Global precious metals markets, led by silver, experienced a sharp selloff this week as investor expectations for imminent Federal Reserve interest rate cuts evaporated. The XAG/USD (silver) pair decisively broke below the critical $73.00 support level, while gold prices in India and internationally also faced significant downward pressure.
The primary driver is a dramatic shift in monetary policy outlook. Data from the CME FedWatch Tool shows traders now assign less than a 40% chance of a Fed rate cut by September, a steep drop from over 65% just two weeks ago. This repricing follows hawkish-leaning commentary from Fed officials and robust economic data. Higher interest rates strengthen the US dollar and increase the opportunity cost of holding non-yielding assets like gold and silver.
Simultaneously, a powerful surge in oil prices is complicating the inflation narrative. Brent crude futures have surged past $95 per barrel, marking a year-to-date increase of over 30% due to geopolitical supply risks, OPEC+ output discipline, and strong demand. Rising energy costs threaten to keep inflation elevated, potentially forcing central banks to maintain a restrictive monetary stance for longer.

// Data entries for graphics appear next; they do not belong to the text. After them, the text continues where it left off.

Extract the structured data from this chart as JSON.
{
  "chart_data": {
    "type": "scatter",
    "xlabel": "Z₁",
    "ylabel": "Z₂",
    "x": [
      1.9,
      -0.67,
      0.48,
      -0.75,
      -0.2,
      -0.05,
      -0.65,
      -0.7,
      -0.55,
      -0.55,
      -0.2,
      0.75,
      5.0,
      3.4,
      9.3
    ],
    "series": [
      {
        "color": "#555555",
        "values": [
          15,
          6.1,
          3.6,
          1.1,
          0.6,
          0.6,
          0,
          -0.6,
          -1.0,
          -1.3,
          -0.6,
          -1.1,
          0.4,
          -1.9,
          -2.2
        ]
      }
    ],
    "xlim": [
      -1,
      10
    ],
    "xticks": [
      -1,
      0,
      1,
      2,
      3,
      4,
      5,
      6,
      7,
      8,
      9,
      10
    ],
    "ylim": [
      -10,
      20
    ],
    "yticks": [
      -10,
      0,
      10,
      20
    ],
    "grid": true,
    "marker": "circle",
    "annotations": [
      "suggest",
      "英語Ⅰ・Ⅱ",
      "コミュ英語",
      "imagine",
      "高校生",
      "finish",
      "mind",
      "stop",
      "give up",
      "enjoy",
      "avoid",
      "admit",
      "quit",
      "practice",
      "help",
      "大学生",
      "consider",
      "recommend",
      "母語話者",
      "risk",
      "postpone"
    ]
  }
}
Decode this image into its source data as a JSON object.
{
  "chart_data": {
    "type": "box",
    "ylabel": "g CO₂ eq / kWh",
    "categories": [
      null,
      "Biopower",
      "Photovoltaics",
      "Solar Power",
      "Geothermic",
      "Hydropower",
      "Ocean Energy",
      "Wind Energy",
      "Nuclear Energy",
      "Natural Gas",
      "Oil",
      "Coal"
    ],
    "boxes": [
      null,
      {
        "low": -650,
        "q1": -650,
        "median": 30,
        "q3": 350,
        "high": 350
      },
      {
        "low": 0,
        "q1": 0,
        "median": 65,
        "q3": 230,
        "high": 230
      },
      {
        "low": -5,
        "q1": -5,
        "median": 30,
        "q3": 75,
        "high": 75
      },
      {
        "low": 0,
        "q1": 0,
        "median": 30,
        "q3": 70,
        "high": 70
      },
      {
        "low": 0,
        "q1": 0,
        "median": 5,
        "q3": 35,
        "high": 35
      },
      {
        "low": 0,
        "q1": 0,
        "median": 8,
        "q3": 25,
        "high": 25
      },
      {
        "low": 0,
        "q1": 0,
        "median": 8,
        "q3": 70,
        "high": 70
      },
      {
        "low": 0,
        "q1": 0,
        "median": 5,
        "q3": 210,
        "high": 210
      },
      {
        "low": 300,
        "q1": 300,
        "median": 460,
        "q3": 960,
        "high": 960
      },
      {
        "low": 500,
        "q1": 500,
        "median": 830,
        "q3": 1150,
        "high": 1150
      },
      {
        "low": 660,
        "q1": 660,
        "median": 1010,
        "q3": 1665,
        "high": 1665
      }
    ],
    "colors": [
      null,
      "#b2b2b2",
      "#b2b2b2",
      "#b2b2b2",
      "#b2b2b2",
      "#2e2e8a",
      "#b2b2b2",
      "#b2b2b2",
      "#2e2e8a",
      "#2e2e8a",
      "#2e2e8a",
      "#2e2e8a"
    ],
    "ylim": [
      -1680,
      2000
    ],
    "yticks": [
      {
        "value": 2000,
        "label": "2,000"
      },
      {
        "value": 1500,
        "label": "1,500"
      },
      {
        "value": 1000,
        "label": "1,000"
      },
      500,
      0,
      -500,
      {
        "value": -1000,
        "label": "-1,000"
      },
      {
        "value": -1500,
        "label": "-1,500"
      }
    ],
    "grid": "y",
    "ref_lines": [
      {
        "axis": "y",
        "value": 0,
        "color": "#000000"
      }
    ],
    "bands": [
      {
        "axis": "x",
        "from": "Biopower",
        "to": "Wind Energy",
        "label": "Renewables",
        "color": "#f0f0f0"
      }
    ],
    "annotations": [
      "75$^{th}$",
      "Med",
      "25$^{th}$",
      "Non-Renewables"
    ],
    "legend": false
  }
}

Technically, silver's break below $73.00 is significant, with the next major support zone seen between $70.50 and $71.00, aligning with the 200-day moving average. Momentum indicators like the RSI have dipped into oversold territory. In India, Bitcoin World data showed spot gold prices falling by approximately 1.8% to around 62,450 INR per 10 grams, influenced by the stronger dollar and a seasonal lull in local physical demand.
Despite the financial market headwinds, silver's fundamental profile retains underlying strength from industrial demand, particularly in photovoltaic cells for solar energy. The Silver Institute's 2024 report projected a fourth consecutive annual structural supply deficit. However, in the near term, the trajectory for both metals remains tightly coupled to the outlook for US interest rates and inflation, with upcoming PCE inflation data and FOMC communications being pivotal.